4. Pagamenti e dogana
- La modulazione dei pagamenti — acconto, saldo contro documenti, credito documentario — è lo strumento principale di gestione del rischio: nella pratica pesa più di qualunque clausola contrattuale.
- Gli Incoterms vanno indicati con la versione di riferimento: molte controversie nascono dall'uso di sigle senza l'indicazione dell'edizione.
- All'importazione vanno verificate classificazione doganale, origine e conformità del prodotto alle norme europee: la responsabilità dell'immissione sul mercato UE è dell'importatore.
- Per la vendita a distanza verso l'Italia e l'Unione europea valgono gli obblighi in materia di IVA sulle importazioni e sul commercio elettronico, che non si esauriscono nel prezzo di acquisto.

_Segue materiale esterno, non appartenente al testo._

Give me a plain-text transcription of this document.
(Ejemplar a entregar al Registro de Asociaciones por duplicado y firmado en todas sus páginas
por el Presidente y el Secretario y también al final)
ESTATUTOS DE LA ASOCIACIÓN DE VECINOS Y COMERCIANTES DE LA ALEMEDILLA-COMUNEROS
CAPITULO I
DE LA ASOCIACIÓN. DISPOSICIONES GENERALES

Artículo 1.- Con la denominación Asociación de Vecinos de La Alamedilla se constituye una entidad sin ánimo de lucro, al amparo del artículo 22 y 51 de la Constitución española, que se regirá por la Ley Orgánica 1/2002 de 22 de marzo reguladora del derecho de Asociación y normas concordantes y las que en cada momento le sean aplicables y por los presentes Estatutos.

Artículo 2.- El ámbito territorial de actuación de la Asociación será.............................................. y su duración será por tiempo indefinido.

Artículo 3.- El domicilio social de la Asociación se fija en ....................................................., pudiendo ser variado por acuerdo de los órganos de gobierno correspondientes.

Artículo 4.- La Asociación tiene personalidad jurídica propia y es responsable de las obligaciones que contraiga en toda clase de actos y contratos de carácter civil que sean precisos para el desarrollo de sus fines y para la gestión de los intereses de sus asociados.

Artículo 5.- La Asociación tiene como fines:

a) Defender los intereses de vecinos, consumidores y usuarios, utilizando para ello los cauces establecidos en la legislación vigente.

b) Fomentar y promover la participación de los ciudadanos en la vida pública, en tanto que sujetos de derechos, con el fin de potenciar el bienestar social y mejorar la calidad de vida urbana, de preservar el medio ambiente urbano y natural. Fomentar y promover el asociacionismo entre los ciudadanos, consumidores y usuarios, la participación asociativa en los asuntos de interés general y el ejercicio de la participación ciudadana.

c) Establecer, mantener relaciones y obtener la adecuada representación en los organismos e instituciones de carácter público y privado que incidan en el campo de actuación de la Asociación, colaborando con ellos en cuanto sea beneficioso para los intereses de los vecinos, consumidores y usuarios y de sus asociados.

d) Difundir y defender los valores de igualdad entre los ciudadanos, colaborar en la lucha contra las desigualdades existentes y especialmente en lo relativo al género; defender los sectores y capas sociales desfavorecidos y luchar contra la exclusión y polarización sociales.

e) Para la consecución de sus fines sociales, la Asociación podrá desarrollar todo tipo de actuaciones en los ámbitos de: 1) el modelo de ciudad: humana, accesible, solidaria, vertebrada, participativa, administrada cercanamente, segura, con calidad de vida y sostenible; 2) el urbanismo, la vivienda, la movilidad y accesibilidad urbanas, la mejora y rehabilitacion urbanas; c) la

5. Il punto fiscale: dove si tassa l'attività
Chi vive in Cina e vende verso l'Italia — o viceversa — deve stabilire dove si trova l'impresa, non solo dove si trova lui. Una società cinese amministrata dall'Italia può essere considerata residente in Italia ai sensi dell'art. 73 del TUIR, riscritto dal D.Lgs. 209/2023 con effetto dal 1° gennaio 2024 (sede legale, sede di direzione effettiva, gestione ordinaria in via principale). Specularmente, una struttura stabile in Cina può configurare una stabile organizzazione. La materia va impostata prima di avviare i flussi, sulla base del nuovo accordo contro le doppie imposizioni applicabile dal 1° gennaio 2026 — non su quello del 1986. Si vedano lavorare in Cina e l'esterovestizione societaria.
6. Le cose da fare nell'ordine giusto
- Depositare marchio e, se del caso, brevetti e modelli in Cina, nome in caratteri cinesi compreso.
- Verificare l'esistenza e i poteri della controparte tramite i registri ufficiali.
- Scrivere il contratto in due lingue, con legge applicabile e foro o arbitrato scelti consapevolmente, alla luce del trattato del 1991.
- Strutturare i pagamenti prima di discutere il prezzo.
- Definire la struttura societaria e fiscale prima del primo ordine, non al primo controllo.
- Trattato fra la Repubblica italiana e la Repubblica popolare cinese sull'assistenza giudiziaria in materia civile, firmato a Pechino il 20 maggio 1991, ratificato con legge 4 marzo 1994, n. 199, in vigore dal 1° gennaio 1995: ambito esteso a materia civile, commerciale, di famiglia e del lavoro; notifica degli atti; riconoscimento ed esecuzione delle sentenze pronunciate dopo l'entrata in vigore, delle transazioni giudiziarie e delle sentenze arbitrali; art. 7 sull'esclusione della legalizzazione.
- Accordo fra Italia e Repubblica popolare cinese per eliminare le doppie imposizioni, firmato a Roma il 23 marzo 2019, ratificato con legge 18 novembre 2024, n. 182, applicabile dal 1° gennaio 2026.
- D.P.R. 917/1986 (TUIR), art. 73, comma 3, come sostituito dal D.Lgs. 27 dicembre 2023, n. 209, con effetto dal 1° gennaio 2024.
- Principio della priorità del deposito nella disciplina cinese dei marchi.